Shepard touted the partnerships Greyhound Friends has formed with other like-minded organizations in the region, and she credited Elizabeth Russell from Healthy Paws Veterinary Center [in Westborough] for allowing the shelter to “treat all of our animals in a timely fashion while many other vets were overloaded.”

At the open house there were three dogs being housed in the shelter, and two already had commitments to be adopted.

Shepard said the shelter was expecting more dogs to be sent from Kentucky, and the shelter has been working to bring in dogs from overseas as well.

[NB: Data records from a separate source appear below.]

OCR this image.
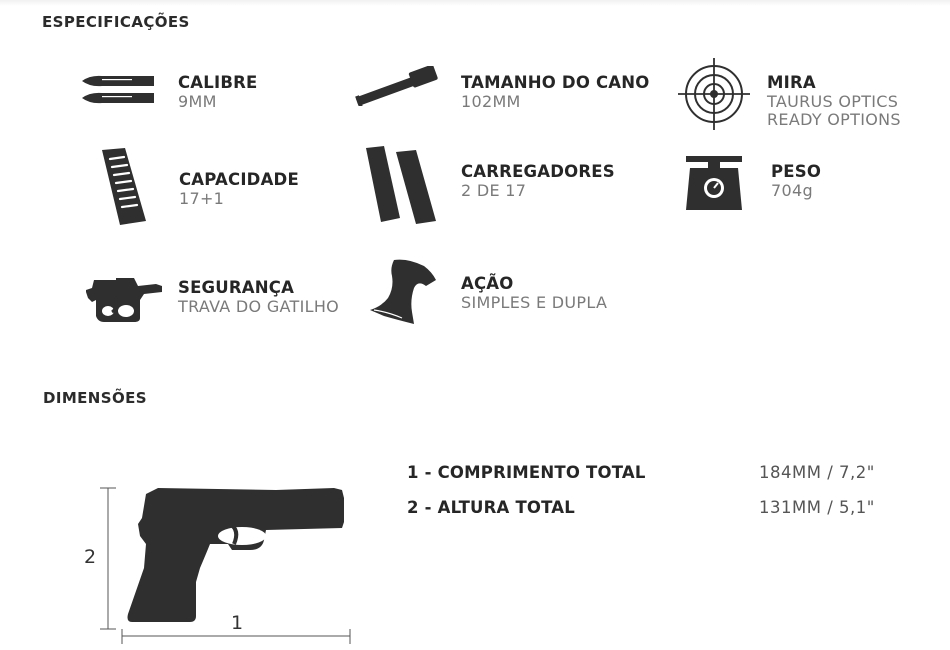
ESPECIFICAÇÕES
CALIBRE
9MM
TAMANHO DO CANO
102MM
MIRA
TAURUS OPTICS
READY OPTIONS
CAPACIDADE
17+1
CARREGADORES
2 DE 17
PESO
704g
SEGURANÇA
TRAVA DO GATILHO
AÇÃO
SIMPLES E DUPLA
DIMENSÕES
2
1
1 - COMPRIMENTO TOTAL	184MM / 7,2"
2 - ALTURA TOTAL	131MM / 5,1"
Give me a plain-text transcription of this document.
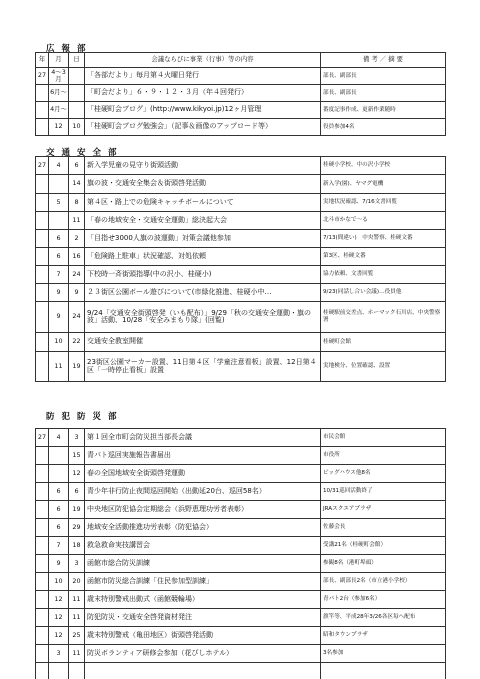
広報部
年	月	日	会議ならびに事業（行事）等の内容	備 考 ／ 摘 要
27	4～3月		「各部だより」毎月第４火曜日発行	部長、副部長
	6月～		「町会だより」６・９・１２・３月（年４回発行）	部長、副部長
	4月～		「桂硬町会ブログ」(http://www.kikyoi.jp)12ヶ月管理	番度記事作成、更新作業随時
	12	10	「桂硬町会ブログ勉強会」（記事＆画像のアップロード等）	役員参加4名
交通安全部
27	4	6	新入学児童の見守り街頭活動	桂硬小学校、中の沢小学校
		14	旗の波・交通安全集会＆街頭啓発活動	新入学(園)、ヤマグ電機
	5	8	第４区・路上での危険キャッチボールについて	実地状況確認、7/16文書回覧
		11	「春の地域安全・交通安全運動」総決起大会	北斗市かなで～る
	6	2	「目指せ3000人旗の波運動」対策会議他参加	7/13(間違い)　中央警察、桂硬文番
	6	16	「危険路上駐車」状況確認、対処依頼	第3区、桂硬文番
	7	24	下校時一斉街頭指導(中の沢小、桂硬小)	協力依頼、文書回覧
	9	9	２３街区公園ボール遊びについて(市緑化推進、桂硬小中…	9/23(同話し合い会議)…役員他
	9	24	9/24「交通安全街頭啓発（いも配布）」9/29「秋の交通安全運動・旗の波」活動、10/28「安全みまもり隊」(回覧)	桂硬駅前交差点、ホーマック石川店、中央警察署
	10	22	交通安全教室開催	桂硬町会館
	11	19	23街区公園マーカー設置、11日第４区「学童注意看板」設置、12日第４区「一時停止看板」設置	実地検分、位置確認、設置
防犯防災部
27	4	3	第１回全市町会防災担当部長会議	市民会館
		15	青パト巡回実施報告書届出	市役所
		12	春の全国地域安全街頭啓発運動	ビッグハウス他8名
	6	6	青少年非行防止夜間巡回開始（出動延20台、巡回58名）	10/31巡回活動終了
	6	19	中央地区防犯協会定期総会（浜野恵理功労者表彰）	JRAスクエアプラザ
	6	29	地域安全活動推進功労表彰（防犯協会）	佐藤会長
	7	18	救急救命実技講習会	受講21名（桂硬町会館）
	9	3	函館市総合防災訓練	参観8名（港町埠頭）
	10	20	函館市防災総合訓練「住民参加型訓練」	部長、副部長2名（市立港小学校）
	12	11	歳末特別警戒出動式（函館競輪場）	青パト2台（参加6名）
	12	11	防犯防災・交通安全啓発資材発注	旗竿等、平成28年3/26各区毎へ配布
	12	25	歳末特別警戒（亀田地区）街頭啓発活動	昭和タウンプラザ
	3	11	防災ボランティア研修会参加（花びしホテル）	3名参加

“We’ve all been closed to the public during this pandemic, and I’m proud that we’ve been able to continue to adopt out dogs and build all these new relationships while so many around us have had to shut down,” Shepard said. “I fully intend to stay on this path as we slowly begin to reopen.”

Confederate controversy hits home

The national controversy surrounding how to recognize individuals who fought for the Confederacy in the Civil War recently made its way to Hopkinton. In April’s Senior Center newsletter, the Hilltopper, there was a box noting culturally significant events for the month. One of the items referenced Confederate Memorial Day, an April holiday in several Southern states that honors those who fought against the Union.

Director of Senior Services Amy Beck explained that the item was “inserted and missed in the editing process,” a “mistake” that she fixed by removing the reference. She followed with an apology to newsletter recipients, a letter that also was posted on the town’s website.

“Neither I nor the Hopkinton Senior Center endorses commemorating any group that seeks to marginalize and oppress any minority group or community,” Beck wrote in her apology. “The observance mentioned in the newsletter does not reflect the values of the Hopkinton Senior Center or the Town of Hopkinton’s commitment to recognizing and opposing systemic racism, as put forth in the town’s pledge ‘to address systemic racism, social injustice, and inequity in the way we govern and provide services to our residents and businesses.’ I fully support this pledge not only as an individual but as the Director of Senior Services. Racism in any form should never be tolerated and has no place at the Senior Center or in Hopkinton.”

Beck promised that “stricter attention will be paid” to the editing process going forward.

Freedom Team hosts Pride Parade

The Hopkinton Freedom Team, in collaboration with the Hopkinton Youth Commission, is hosting Hopkinton’s first LGBTQIA+ Pride Parade on Saturday, June 26, from 2-3 p.m. at the Hopkinton High School outdoor track. The parade will consist of three laps around the track.

Organizers say various town organizations will participate in the event, which will be broadcast on HCAM.

The parade takes place during Pride Month, when events are planned that are “fun and upbeat gatherings centered around celebrating LGBTQIA+ people for who they are,” according to the Freedom Team website.

Smitha Ram, who is a member of both the Freedom Team and the South Asian Circle of Hopkinton, designed the colorful poster for the event. It features people marching while holding rainbow flags.

For more information and to register to walk or watch — advance registration is required for either — visit hopkintonfreedomteam.org or email proudmanfreya@gmail.com.

Pride Parade poster
The inaugural LGBTQIA+ Pride Parade will take place June 26 at the Hopkinton High School outdoor track.